If the glycemic set were really serious about the foods they recommend, particularly for diabetics, they wouldn't touch some of the mid-range glycemic index foods with a barge pole.

 

They would also make very definite statements about avoiding sugar, instead of publishing that ‘It’s Ok to include your favourite sweetener or sweet food – small quantities of sugar, honey, golden syrup, jam – to make meals more palatable and pleasurable.’

 

In the last 100 years, sugar consumption per person has gone from about 1Kg per year to over 70Kg per year, fuelling all kinds of body system dysfunctions.

 

Nutritionists should be jumping up and down, telling governments to put a warning label on the packet that tells people to steer clear of it. John Yudkin, the eminent British nutritionist described it as 'pure, white and deadly'.

 

Sugar is the most popular mood enhancing drug in our culture. Want to know how we're being done in by sugar?
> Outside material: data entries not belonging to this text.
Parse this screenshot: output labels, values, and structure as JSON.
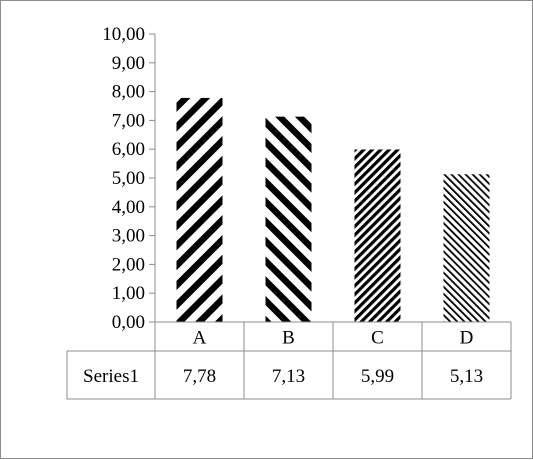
{
  "chart_data": {
    "type": "bar",
    "categories": [
      "A",
      "B",
      "C",
      "D"
    ],
    "series": [
      {
        "name": "Series1",
        "values": [
          7.78,
          7.13,
          5.99,
          5.13
        ]
      }
    ],
    "value_labels": [
      "7,78",
      "7,13",
      "5,99",
      "5,13"
    ],
    "ylim": [
      0,
      10
    ],
    "yticks": [
      "0,00",
      "1,00",
      "2,00",
      "3,00",
      "4,00",
      "5,00",
      "6,00",
      "7,00",
      "8,00",
      "9,00",
      "10,00"
    ],
    "data_table": true,
    "grid": false,
    "legend": "none",
    "fills": [
      "wide-diagonal-up",
      "wide-diagonal-down",
      "dark-diagonal-up",
      "light-diagonal-down"
    ],
    "colors": {
      "pattern": "#000000",
      "background": "#ffffff",
      "axis": "#8c8c8c"
    }
  }
}
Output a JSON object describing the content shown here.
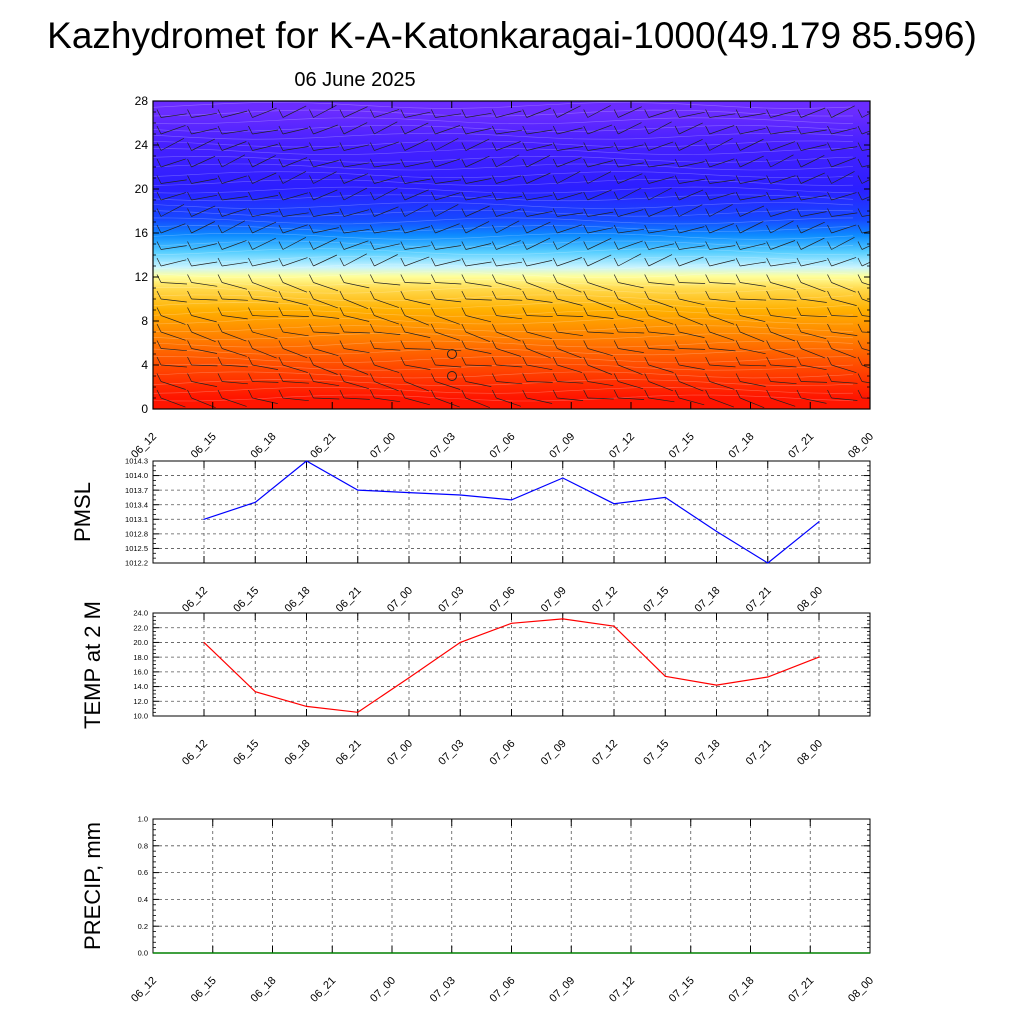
{
  "title": "Kazhydromet for K-A-Katonkaragai-1000(49.179 85.596)",
  "subtitle": "06 June 2025",
  "chart_data": [
    {
      "type": "heatmap",
      "name": "vertical-profile",
      "xlabel": "",
      "ylabel": "",
      "ylim": [
        0,
        28
      ],
      "yticks": [
        "0",
        "4",
        "8",
        "12",
        "16",
        "20",
        "24",
        "28"
      ],
      "categories": [
        "06_12",
        "06_15",
        "06_18",
        "06_21",
        "07_00",
        "07_03",
        "07_06",
        "07_09",
        "07_12",
        "07_15",
        "07_18",
        "07_21",
        "08_00"
      ],
      "colorbands": [
        "#ff1500",
        "#ff3a00",
        "#ff6000",
        "#ff8a00",
        "#ffb000",
        "#ffd84a",
        "#ffff9a",
        "#c8f4ff",
        "#58cfff",
        "#0d8cff",
        "#1648ff",
        "#2b1fff",
        "#4620ff",
        "#6a2cff"
      ],
      "grid": false
    },
    {
      "type": "line",
      "name": "pmsl",
      "ylabel": "PMSL",
      "ylim": [
        1012.2,
        1014.3
      ],
      "yticks": [
        "1012.2",
        "1012.5",
        "1012.8",
        "1013.1",
        "1013.4",
        "1013.7",
        "1014.0",
        "1014.3"
      ],
      "categories": [
        "06_12",
        "06_15",
        "06_18",
        "06_21",
        "07_00",
        "07_03",
        "07_06",
        "07_09",
        "07_12",
        "07_15",
        "07_18",
        "07_21",
        "08_00"
      ],
      "series": [
        {
          "values": [
            1013.1,
            1013.45,
            1014.3,
            1013.7,
            1013.65,
            1013.6,
            1013.5,
            1013.95,
            1013.42,
            1013.55,
            1012.85,
            1012.2,
            1013.05
          ],
          "color": "#0000ff"
        }
      ],
      "grid": true
    },
    {
      "type": "line",
      "name": "temp2m",
      "ylabel": "TEMP at 2 M",
      "ylim": [
        10.0,
        24.0
      ],
      "yticks": [
        "10.0",
        "12.0",
        "14.0",
        "16.0",
        "18.0",
        "20.0",
        "22.0",
        "24.0"
      ],
      "categories": [
        "06_12",
        "06_15",
        "06_18",
        "06_21",
        "07_00",
        "07_03",
        "07_06",
        "07_09",
        "07_12",
        "07_15",
        "07_18",
        "07_21",
        "08_00"
      ],
      "series": [
        {
          "values": [
            20.0,
            13.3,
            11.3,
            10.5,
            15.2,
            20.0,
            22.6,
            23.2,
            22.2,
            15.4,
            14.2,
            15.3,
            18.0
          ],
          "color": "#ff0000"
        }
      ],
      "grid": true
    },
    {
      "type": "bar",
      "name": "precip",
      "ylabel": "PRECIP, mm",
      "ylim": [
        0.0,
        1.0
      ],
      "yticks": [
        "0.0",
        "0.2",
        "0.4",
        "0.6",
        "0.8",
        "1.0"
      ],
      "categories": [
        "06_12",
        "06_15",
        "06_18",
        "06_21",
        "07_00",
        "07_03",
        "07_06",
        "07_09",
        "07_12",
        "07_15",
        "07_18",
        "07_21",
        "08_00"
      ],
      "values": [
        0,
        0,
        0,
        0,
        0,
        0,
        0,
        0,
        0,
        0,
        0,
        0,
        0
      ],
      "color": "#008000",
      "grid": true
    }
  ]
}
There should be adverts on TV with a camera following sugar down an artery at the same time the voice-over saying; every grain is doing you harm.’ 

 

Governments should be warning people about the dangers of sugar and gradually winding down this industry. Instead, the governments of America and Australia prop up the industry with massive subsidies, such is the level of addiction to sugar. 

 

As it stands, the glycemic index concept bears the finger prints of the bread, pasta and breakfast biscuit industries. Don’t for a moment believe that breakfast cereals are cereals. They’re just biscuits, (albeit funny shaped); flour mixed with sugar (up to 40% by weight) and baked up into a biscuit.

 

In a nutshell, the GI concept appears to be focused on encouraging people to eat the least worst of the worst food, instead of positively encouraging people to eat fresh, natural food.

 

If you buy the glycemic index books or look up the glycemic index tables on the internet it's the junk foods, refined, high density, packaged and mass marketed foods that receive most prominence - bread, pasta, noodles, breakfast biscuits, milk products ... In some of the tables you won't see vegetables or meat listed at all. It gives a false impression of what low GI food really is if you don't include very low GI foods on the list.

 

Someone will say that if you don’t eat cereal-based products you won’t get enough fibre. Bunkum; on two counts.

 

Firstly the high flour diet is responsible for the epidemic of constipation in our community. All that most people can do is choke off a few rabbit pellets after breakfast. Most of the flour you eat turns into the same sort of clag your mother made to keep you amused before you went to school.

 

Secondly you can get oodles of fibre if you make yourself up a mix of psyllium husk, raw oat bran and flaxseed and sprinkle it on some cut-up fruit. The back end of your system will work like an absolute charm.

 

Someone will say that if you don't get enough cereals you will miss out on some essential vitamins and minerals. It makes you wonder how Eskimos lasted so long?

 

Anyone for a block of chocolate (43), a bag of corn chips( 42) and a Coke (53)?